Eine davon stammt aus dem Hause Throbak (USA). Firmengründer Jon Gundry forscht seit jeher an den exakten Zutaten der berühmten Vorbilder. Dabei versucht er, möglichst kein noch so winziges Detail außer Acht zu lassen. Er lässt den Spulendraht nach exakten Vorgaben herstellen, die Bodenplatte, sämtliche Metalllegierungen bis hin zum geringen Karbon-Gehalt der Polepiece-Schrauben.
In den letzten Jahren widmete er sich vor allem der Untersuchung der historischen Magnetmaterialien und verkündet dabei jährlich neue Erfolge. Die Spulen werden auf restaurierten Leesona 102 oder Slug 101 Maschinen gewickelt. Das sind exakt die gleichen Maschinen, die Gibson in den Fünfzigerjahren einsetzte. Gundry gibt an, dass es von diesen Maschinen weltweit derzeit nur noch drei Exemplare gibt, die noch funktionieren.
Liest man sich in seine Zutaten-Formeln tiefer ein, empören sich vermutlich einige Leser über die scheinbar sture Akribie, mit der er versucht, das Original so genau wie möglich nachzubilden. Es verwundert daher auch kaum, dass der Throbak SLE-101 MXV auch optisch von einem alten PAF praktisch nicht mehr zu unterscheiden ist. Hier scheint wirklich alles zu stimmen. Ist das nun gutgläubiger Voodoo-Zauber oder echte Forscher-Kunst?
Immerhin hat so viel Mut zur Exaktheit auch seinen Preis. Das Throbak-Set kostet bei ProGuitar in Deutschland samt Kappen stolze € 649. Da muss man sich als Käufer schon ganz sicher sein, die richtige Entscheidung getroffen zu haben. Das Set kommt mit zwei rough-cast-Alnico-2-Magneten mit Gleichstromwiderständen von etwa 7,6 kOhm für den Front-Pickup und 8,1 kOhm für die Bridge-Version. Damit liegen sie etwa im Mittel zahlreicher PAF-Originale.
Neben diesem Set gibt es bei Throbak mittlerweile zahlreiche Variationen, um eventuell allen möglichen PAF-Versionen gerecht zu werden.
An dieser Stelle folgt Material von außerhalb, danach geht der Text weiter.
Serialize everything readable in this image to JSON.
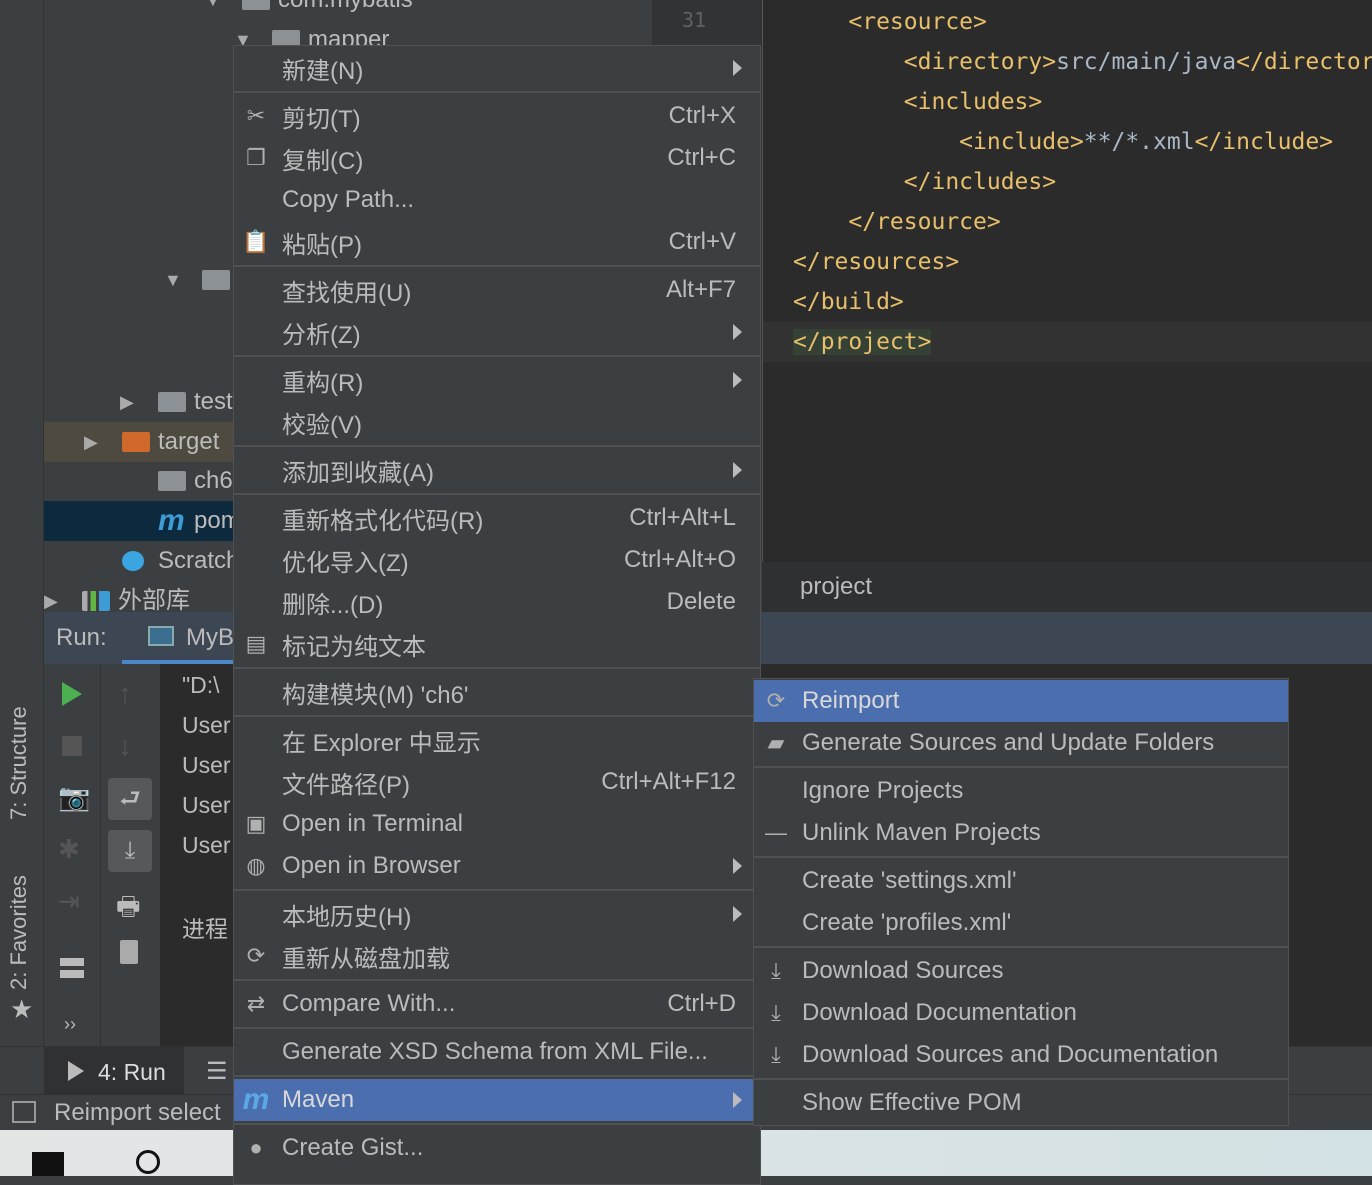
{
  "colors": {
    "accent": "#4b6eaf",
    "editor_bg": "#2b2b2b",
    "tag": "#e8bf6a",
    "selected_row": "#0d293e",
    "target_row": "#4e4a3f"
  },
  "tree": {
    "items": [
      {
        "label": "com.mybatis",
        "icon": "package-icon"
      },
      {
        "label": "mapper",
        "icon": "package-icon"
      },
      {
        "label": "",
        "icon": "resources-folder-icon"
      },
      {
        "label": "test",
        "icon": "folder-icon"
      },
      {
        "label": "target",
        "icon": "folder-excluded-icon"
      },
      {
        "label": "ch6.iml",
        "icon": "module-file-icon"
      },
      {
        "label": "pom.xml",
        "icon": "maven-icon"
      },
      {
        "label": "Scratches",
        "icon": "scratches-icon"
      },
      {
        "label": "外部库",
        "icon": "library-icon"
      }
    ]
  },
  "editor": {
    "line_number": "31",
    "lines": [
      {
        "indent": "    ",
        "text": "<resource>"
      },
      {
        "indent": "        ",
        "text": "<directory>",
        "value": "src/main/java",
        "close": "</director"
      },
      {
        "indent": "        ",
        "text": "<includes>"
      },
      {
        "indent": "            ",
        "text": "<include>",
        "value": "**/*.xml",
        "close": "</include>"
      },
      {
        "indent": "        ",
        "text": "</includes>"
      },
      {
        "indent": "    ",
        "text": "</resource>"
      },
      {
        "indent": "",
        "text": "</resources>"
      },
      {
        "indent": "",
        "text": "</build>"
      },
      {
        "indent": "",
        "text": "</project>"
      }
    ],
    "breadcrumb": "project"
  },
  "sidebar": {
    "structure": "7: Structure",
    "favorites": "2: Favorites"
  },
  "run": {
    "label": "Run:",
    "tab": "MyB",
    "console": [
      "\"D:\\",
      "User",
      "User",
      "User",
      "User",
      "进程"
    ]
  },
  "bottom": {
    "run_tab": "4: Run"
  },
  "status": {
    "text": "Reimport select"
  },
  "context_menu": {
    "items": [
      {
        "label": "新建(N)",
        "submenu": true
      },
      {
        "sep": true
      },
      {
        "label": "剪切(T)",
        "shortcut": "Ctrl+X",
        "icon": "scissors-icon"
      },
      {
        "label": "复制(C)",
        "shortcut": "Ctrl+C",
        "icon": "copy-icon"
      },
      {
        "label": "Copy Path...",
        "shortcut": ""
      },
      {
        "label": "粘贴(P)",
        "shortcut": "Ctrl+V",
        "icon": "paste-icon"
      },
      {
        "sep": true
      },
      {
        "label": "查找使用(U)",
        "shortcut": "Alt+F7"
      },
      {
        "label": "分析(Z)",
        "submenu": true
      },
      {
        "sep": true
      },
      {
        "label": "重构(R)",
        "submenu": true
      },
      {
        "label": "校验(V)"
      },
      {
        "sep": true
      },
      {
        "label": "添加到收藏(A)",
        "submenu": true
      },
      {
        "sep": true
      },
      {
        "label": "重新格式化代码(R)",
        "shortcut": "Ctrl+Alt+L"
      },
      {
        "label": "优化导入(Z)",
        "shortcut": "Ctrl+Alt+O"
      },
      {
        "label": "删除...(D)",
        "shortcut": "Delete"
      },
      {
        "label": "标记为纯文本",
        "icon": "plain-text-icon"
      },
      {
        "sep": true
      },
      {
        "label": "构建模块(M) 'ch6'"
      },
      {
        "sep": true
      },
      {
        "label": "在 Explorer 中显示"
      },
      {
        "label": "文件路径(P)",
        "shortcut": "Ctrl+Alt+F12"
      },
      {
        "label": "Open in Terminal",
        "icon": "terminal-icon"
      },
      {
        "label": "Open in Browser",
        "submenu": true,
        "icon": "globe-icon"
      },
      {
        "sep": true
      },
      {
        "label": "本地历史(H)",
        "submenu": true
      },
      {
        "label": "重新从磁盘加载",
        "icon": "reload-icon"
      },
      {
        "sep": true
      },
      {
        "label": "Compare With...",
        "shortcut": "Ctrl+D",
        "icon": "compare-icon"
      },
      {
        "sep": true
      },
      {
        "label": "Generate XSD Schema from XML File..."
      },
      {
        "sep": true
      },
      {
        "label": "Maven",
        "submenu": true,
        "icon": "maven-icon",
        "selected": true
      },
      {
        "sep": true
      },
      {
        "label": "Create Gist...",
        "icon": "github-icon"
      }
    ]
  },
  "maven_menu": {
    "items": [
      {
        "label": "Reimport",
        "icon": "reload-icon",
        "selected": true
      },
      {
        "label": "Generate Sources and Update Folders",
        "icon": "folder-refresh-icon"
      },
      {
        "sep": true
      },
      {
        "label": "Ignore Projects"
      },
      {
        "label": "Unlink Maven Projects",
        "icon": "minus-icon"
      },
      {
        "sep": true
      },
      {
        "label": "Create 'settings.xml'"
      },
      {
        "label": "Create 'profiles.xml'"
      },
      {
        "sep": true
      },
      {
        "label": "Download Sources",
        "icon": "download-icon"
      },
      {
        "label": "Download Documentation",
        "icon": "download-icon"
      },
      {
        "label": "Download Sources and Documentation",
        "icon": "download-icon"
      },
      {
        "sep": true
      },
      {
        "label": "Show Effective POM"
      }
    ]
  }
}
Da gibt es Sets mit unterschiedlichen Widerständen für Neck und Bridge, verschiedenen Magnet-Typen und schließlich Sets, deren Draht mit anderen Wickelmaschinen aufgezogen wurde. Ob das einem Käufer bei der Auswahl hilft, sei mal dahingestellt.
Ich selbst gehöre jedenfalls zu den Musikern, denen eine solche Auswahl letztlich den Weg zum Ziel versperrt. Interessiert man sich näher für all diese Abstufungen, die der Hersteller anbietet, kauft man am Ende gar keines, denn man könnte angesichts des hohen Preises ja auch leicht das falsche Set erwerben. Und die Möglichkeit, alle Sets mal schnell im direkten Vergleich anzuhören, hat man halt nicht.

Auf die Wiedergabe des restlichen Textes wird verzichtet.